Trans‑N K.K. is advancing the “democratization of fine‑tuning,” enabling enterprises to train open‑source large language models (LLMs) on their own proprietary data and freely build highly specialized AI assistants.

As part of this initiative, Trans‑N has developed two prototype models:
- AI CEO Model – mimics the personality and values of a corporate leader.
- Business Succession Model – captures and transfers departmental or project know‑how.
The “Customization Wall” of Closed LLMs
Cloud‑based generative AI services such as ChatGPT and Copilot are widely deployed, yet their closed‑model nature makes it difficult to embed deep, company‑specific knowledge or sensitive information. Even Retrieval‑Augmented Generation (RAG) faces limits: the amount of internal content that can be searched at once is small, and context‑window constraints often prevent truly in‑depth, organization‑specific answers.
Trans‑N addresses these challenges by fine‑tuning open‑source LLMs on enterprise data, allowing any organization to build its own expert AI.
AI CEO Model: Emulating Executive Judgment and Culture
The AI CEO Model learns a leader’s tone of voice, communication style, and management philosophy so that its responses read as though the executive were speaking directly.
Example use cases
- Decision‑making support
Managers can reference the model—trained on the CEO’s decision criteria—for faster, more consistent judgments. - Cultural alignment
Faithfully reproducing the leader’s vision helps employees grasp corporate culture and strategy. - Leadership training & simulations
The model serves as an interactive case study for developing future leaders.
Proof of concept
In a recent PoC with a major corporation, nearly 10 hours of interview audio and philosophy documents from a division head were fine‑tuned into the model. An MBTI assessment of the model produced the same “Commander” personality type as the executive. Additional tests confirmed that the model grasped deeply held management values mentioned only in the source interviews.

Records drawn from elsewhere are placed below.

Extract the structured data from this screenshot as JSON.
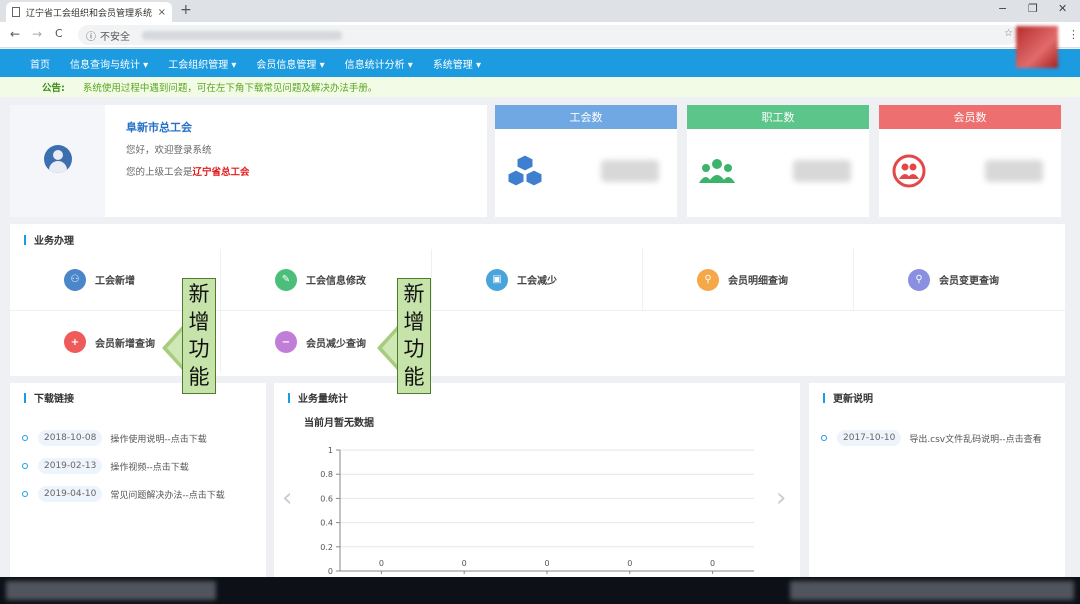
{
  "browser": {
    "tab_title": "辽宁省工会组织和会员管理系统",
    "tab_close": "×",
    "new_tab": "+",
    "security_label": "不安全",
    "back": "←",
    "forward": "→",
    "reload": "C",
    "info": "ⓘ",
    "minimize": "−",
    "restore": "❐",
    "close": "✕",
    "menu": "⋮"
  },
  "nav": {
    "items": [
      "首页",
      "信息查询与统计 ▾",
      "工会组织管理 ▾",
      "会员信息管理 ▾",
      "信息统计分析 ▾",
      "系统管理 ▾"
    ]
  },
  "notice": {
    "label": "公告:",
    "text": "系统使用过程中遇到问题，可在左下角下载常见问题及解决办法手册。"
  },
  "profile": {
    "org_name": "阜新市总工会",
    "welcome": "您好，欢迎登录系统",
    "superior_prefix": "您的上级工会是",
    "superior_name": "辽宁省总工会"
  },
  "stats": [
    {
      "label": "工会数",
      "color": "#6fa8e3",
      "icon": "cubes-icon"
    },
    {
      "label": "职工数",
      "color": "#5cc68a",
      "icon": "users-icon"
    },
    {
      "label": "会员数",
      "color": "#ee6f6f",
      "icon": "member-icon"
    }
  ],
  "business": {
    "title": "业务办理",
    "items": [
      {
        "label": "工会新增",
        "color": "#4a86c8",
        "glyph": "⚇"
      },
      {
        "label": "工会信息修改",
        "color": "#4bbf7a",
        "glyph": "✎"
      },
      {
        "label": "工会减少",
        "color": "#4aa4dc",
        "glyph": "▣"
      },
      {
        "label": "会员明细查询",
        "color": "#f5a847",
        "glyph": "⚲"
      },
      {
        "label": "会员变更查询",
        "color": "#8a8fe0",
        "glyph": "⚲"
      },
      {
        "label": "会员新增查询",
        "color": "#ef5a5a",
        "glyph": "+"
      },
      {
        "label": "会员减少查询",
        "color": "#c07ed8",
        "glyph": "−"
      }
    ]
  },
  "annotations": [
    {
      "chars": [
        "新",
        "增",
        "功",
        "能"
      ]
    },
    {
      "chars": [
        "新",
        "增",
        "功",
        "能"
      ]
    }
  ],
  "downloads": {
    "title": "下载链接",
    "items": [
      {
        "date": "2018-10-08",
        "text": "操作使用说明--点击下载"
      },
      {
        "date": "2019-02-13",
        "text": "操作视频--点击下载"
      },
      {
        "date": "2019-04-10",
        "text": "常见问题解决办法--点击下载"
      }
    ]
  },
  "business_stats": {
    "title": "业务量统计",
    "chart_title": "当前月暂无数据",
    "prev": "‹",
    "next": "›"
  },
  "updates": {
    "title": "更新说明",
    "items": [
      {
        "date": "2017-10-10",
        "text": "导出.csv文件乱码说明--点击查看"
      }
    ]
  },
  "chart_data": {
    "type": "bar",
    "title": "当前月暂无数据",
    "categories": [
      "",
      "",
      "",
      "",
      ""
    ],
    "values": [
      0,
      0,
      0,
      0,
      0
    ],
    "ylim": [
      0,
      1
    ],
    "yticks": [
      0,
      0.2,
      0.4,
      0.6,
      0.8,
      1
    ],
    "grid": true
  }
}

Business Succession Model: Preserving Organizational Know‑how
Employee transfers and retirements often jeopardize tacit knowledge. By ingesting large volumes of documents, meeting minutes, and strategic materials, the Business Succession Model enables accurate, efficient knowledge transfer.
Example use cases
- Systematic knowledge hand‑off
Codifies veteran expertise for successors during role changes. - Faster project launches
Surfaces lessons learned from past initiatives to improve planning accuracy. - Process standardization & cross‑functional synergy
Integrates departmental knowledge to streamline workflows and boost productivity.
Post‑fine‑tuning evaluations show consistent contextual understanding across domains, though precision on detailed figures and granular facts will improve further with upcoming RAG integration, data cleansing, and chain‑of‑thought techniques.

Fine‑Tuning Tools in Development — Toward True Democratization
Message from Youhan Sun, CTO, Trans‑N
“Fine‑tuning is not optional; it is essential for becoming an AI‑native company. By fine‑tuning on your own data, you build a competitive moat. Just as your business is unique, so should your AI be. We are developing tools that make fine‑tuning easy and will release them as open source within the year, contributing to the democratization of AI.”
Trans‑N continues to combine broader data sources and cutting‑edge techniques to deliver AI assistants that deeply understand executive vision and organizational knowledge—unlocking new levels of operational excellence and strategic insight.